The Bosun alerting system and a new Grafana plugin
Bosun is an open source alerting system Stack Overflow created. It has an expressive domain-specific language for evaluating alerts and creating detailed notifications. It also tests alerts against history for a faster development experience. Bosun is robust, but comes with a complex user interface and an often steep learning curve. Its visualization options are also limited. In Kyle’s recent GrafanaCon talk, “The Culture and Realities of Monitoring at Stack Overflow,” he described monitoring as “a medium for humans to communicate with other humans through machines.” The Bosun project reflects a deep understanding of the impact of alerting on culture, which Kyle is extremely sensitive to. An intuitive UI and consistent user experience are key to making complex systems easier to understand – something Grafana has always prioritized. So the team decided to build a plugin to bring the power of Bosun into Grafana’s user-friendly interface.
Grafana’s plugin architecture allowed the Stack Overflow team to create a data source plugin for Bosun to visualize Bosun alerting data directly in Grafana. Since Grafana is more user-friendly, people tend to pick it up more naturally. We have turned Grafana users into Bosun consumers, and soon hope to turn Bosun consumers into Bosun authors.
Kyle Brandt, Director, Site Reliability, Stack Overflow
The plugin allows teams to use the Bosun expression language inside Grafana to achieve visualizations not previously possible. Grafana can also display annotations created from Bosun, adding valuable context to various metrics behavior. Showing relevant alerts directly on Grafana dashboards also provides the benefit of having to look in fewer places for information. This consolidation provides actionable insight at a critical moment – right when they’re viewing the data. The Bosun team didn’t keep this new plugin for themselves; it is freely available for download at Grafana Labs’ Plugin Repository.
Stack Overflow is focused on the audience and placing yourself in their shoes. Think of what they know and what they might not know. Don’t tell them what they need to know; show them what they need to know on a Grafana dashboard.

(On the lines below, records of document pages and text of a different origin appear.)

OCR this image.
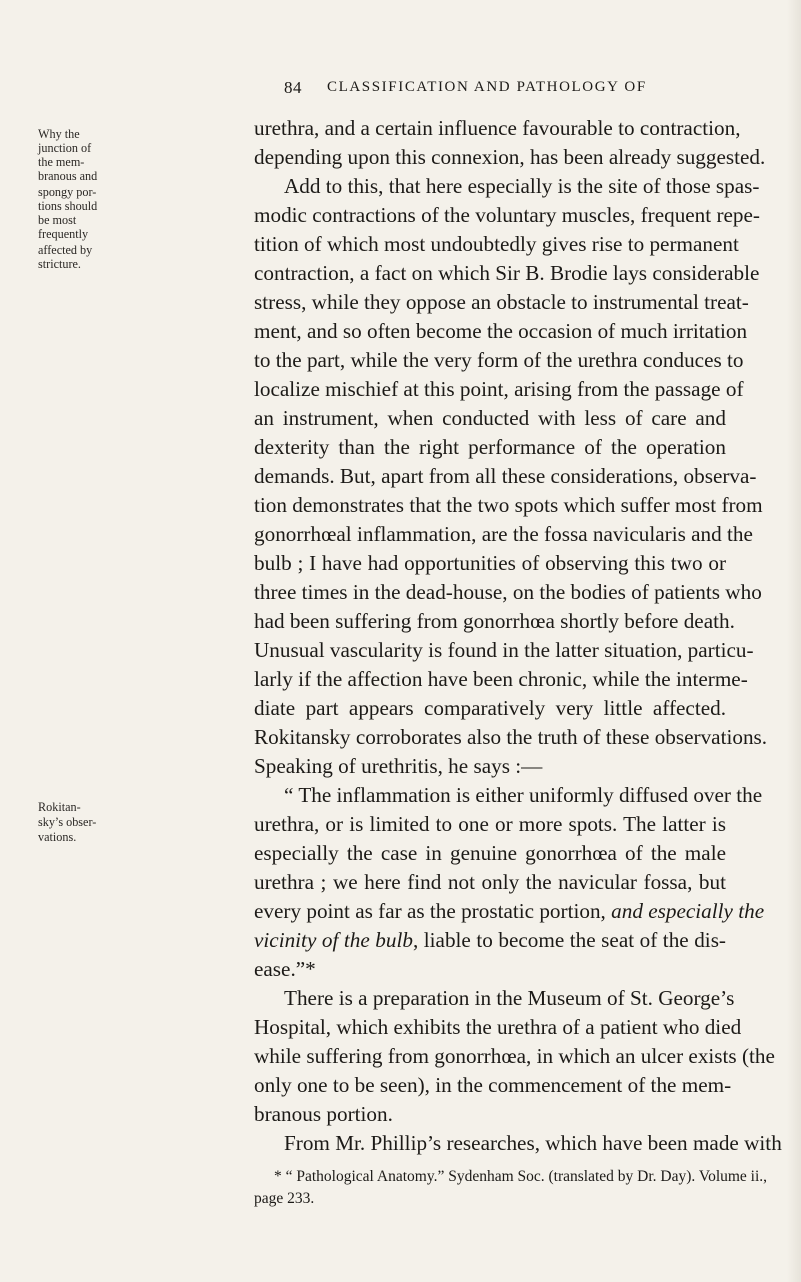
84 CLASSIFICATION AND PATHOLOGY OF
Why the
junction of
the mem-
branous and
spongy por-
tions should
be most
frequently
affected by
stricture.
Rokitan-
sky’s obser-
vations.
urethra, and a certain influence favourable to contraction,
depending upon this connexion, has been already suggested.
Add to this, that here especially is the site of those spas-
modic contractions of the voluntary muscles, frequent repe-
tition of which most undoubtedly gives rise to permanent
contraction, a fact on which Sir B. Brodie lays considerable
stress, while they oppose an obstacle to instrumental treat-
ment, and so often become the occasion of much irritation
to the part, while the very form of the urethra conduces to
localize mischief at this point, arising from the passage of
an instrument, when conducted with less of care and
dexterity than the right performance of the operation
demands. But, apart from all these considerations, observa-
tion demonstrates that the two spots which suffer most from
gonorrhœal inflammation, are the fossa navicularis and the
bulb ; I have had opportunities of observing this two or
three times in the dead-house, on the bodies of patients who
had been suffering from gonorrhœa shortly before death.
Unusual vascularity is found in the latter situation, particu-
larly if the affection have been chronic, while the interme-
diate part appears comparatively very little affected.
Rokitansky corroborates also the truth of these observations.
Speaking of urethritis, he says :—
“ The inflammation is either uniformly diffused over the
urethra, or is limited to one or more spots. The latter is
especially the case in genuine gonorrhœa of the male
urethra ; we here find not only the navicular fossa, but
every point as far as the prostatic portion, and especially the
vicinity of the bulb, liable to become the seat of the dis-
ease.”*
There is a preparation in the Museum of St. George’s
Hospital, which exhibits the urethra of a patient who died
while suffering from gonorrhœa, in which an ulcer exists (the
only one to be seen), in the commencement of the mem-
branous portion.
From Mr. Phillip’s researches, which have been made with
* “ Pathological Anatomy.” Sydenham Soc. (translated by Dr. Day). Volume ii.,
page 233.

Kyle Brandt, Director, Site Reliability, Stack Overflow
Conclusion
Grafana allows teams across Stack Overflow to quickly and easily build custom self-service dashboards for what’s important to them, no matter where the data lives or which database it’s stored in. Because Grafana is open source and has a robust plugin architecture, the Bosun team was able to create a plugin to leverage its powerful alerting system, and can now visualize the data in new ways. The new plugin empowers users new to Bosun to write queries and set alerts directly from Grafana’s UI, as well as the flexibility to leverage Bosun’s native expression language. With the popularity of the Bosun plugin internally, the team shared the plugin with the entire Grafana community, and it has been installed thousands of times by users of both projects.